While pro sports teams shell out record salaries and try to turn a profit somehow, the athletes just keep asking for more. More, more, more. Give a mouse a cookie and he'll ask for another. Give a pro athlete a cookie and he'll send his agent back with a full grocery list.
There's one exception to the new normal, though. One reason to be hopeful. You probably didn't hear about it, but Tom Brady signed a new contract a few weeks ago. "I don’t want to talk about this on the radio or anywhere else for that matter,” Brady said afterward.
“Athletes are always talking about money at a time when everyone else is struggling so badly to make it. We all make way more than our fair share. And I just think it reflects poorly on myself and my teammates. I really do just want to win, and that has and will continue to be the reason that motivates me and is the biggest factor in my decision-making process.”
Imagine that. A famous pro athlete who doesn't want attention. An athlete who cares more about winning than money. You don't always have to open the window to get a breath of fresh air, just read the Boston sports page.
Brady's not the only one, either. There's a star receiver out there who's been underpaid the past few years, and all he does is put his head down and go to work. Wes Welker demand a trade? You'd have better luck seeing Vince Wilfork win a beauty contest. Welker understands that the fastest way to paydirt is performance.
Just hard work and winning.
And ... Would you look at that?
Brady took less money to stay with the Patriots, leaving the team just enough money to pay Welker what he's earned. This is how Champions stay Champions. While the rest of league gets locker room cancer every other year, it seems like the Patriots found the only cure that works.
Team chemistry's not rocket science, folks.
Everyone's on the same page in New England. “I love Wes Welker," said the Patriots owner this week. "I hope he remains a Patriot for life. Just like Tom Brady."
At a time when it seems like entitlement and handouts are a problem in a lot more than just sports, you can't help but wonder if The Patriot Way could work elsewhere. If the employees take a little less and work a little more, the business gets bigger, the owner rewards the employees, and everyone wins. Wouldn't we all be better off if more people in America started acting like Patriots?

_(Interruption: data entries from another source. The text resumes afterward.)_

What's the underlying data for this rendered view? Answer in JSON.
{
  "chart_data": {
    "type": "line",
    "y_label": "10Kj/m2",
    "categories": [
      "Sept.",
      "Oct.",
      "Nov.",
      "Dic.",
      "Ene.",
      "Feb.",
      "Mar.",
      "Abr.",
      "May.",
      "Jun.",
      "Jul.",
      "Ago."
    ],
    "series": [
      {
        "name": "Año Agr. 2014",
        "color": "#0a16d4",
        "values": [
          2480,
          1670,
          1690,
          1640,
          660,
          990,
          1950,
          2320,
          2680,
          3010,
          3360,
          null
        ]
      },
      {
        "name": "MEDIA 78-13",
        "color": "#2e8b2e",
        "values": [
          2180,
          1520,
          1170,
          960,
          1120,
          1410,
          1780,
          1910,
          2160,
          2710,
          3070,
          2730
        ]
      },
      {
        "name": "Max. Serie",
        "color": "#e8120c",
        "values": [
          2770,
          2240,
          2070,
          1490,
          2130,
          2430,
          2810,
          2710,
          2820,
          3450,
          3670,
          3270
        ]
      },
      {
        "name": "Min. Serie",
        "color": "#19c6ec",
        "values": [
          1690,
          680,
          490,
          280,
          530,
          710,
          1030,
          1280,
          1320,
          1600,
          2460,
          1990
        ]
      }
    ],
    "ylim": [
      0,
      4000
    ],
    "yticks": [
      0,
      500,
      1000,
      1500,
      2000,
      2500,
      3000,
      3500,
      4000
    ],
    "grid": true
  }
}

Maybe not, who knows. I'm just a sports columnist.
The only certainty is this: Free agency doesn't look so free when you see all these franchises getting held hostage by the disease of self-interest and greed. But with Percy Harvin in Seattle and Joe Flacco sitting on a pile of money, that's where we are these days.
The dog days.
It's ruff out there, huh?
Everyone can run and jump, but winning with today's athletes is no walk in the park.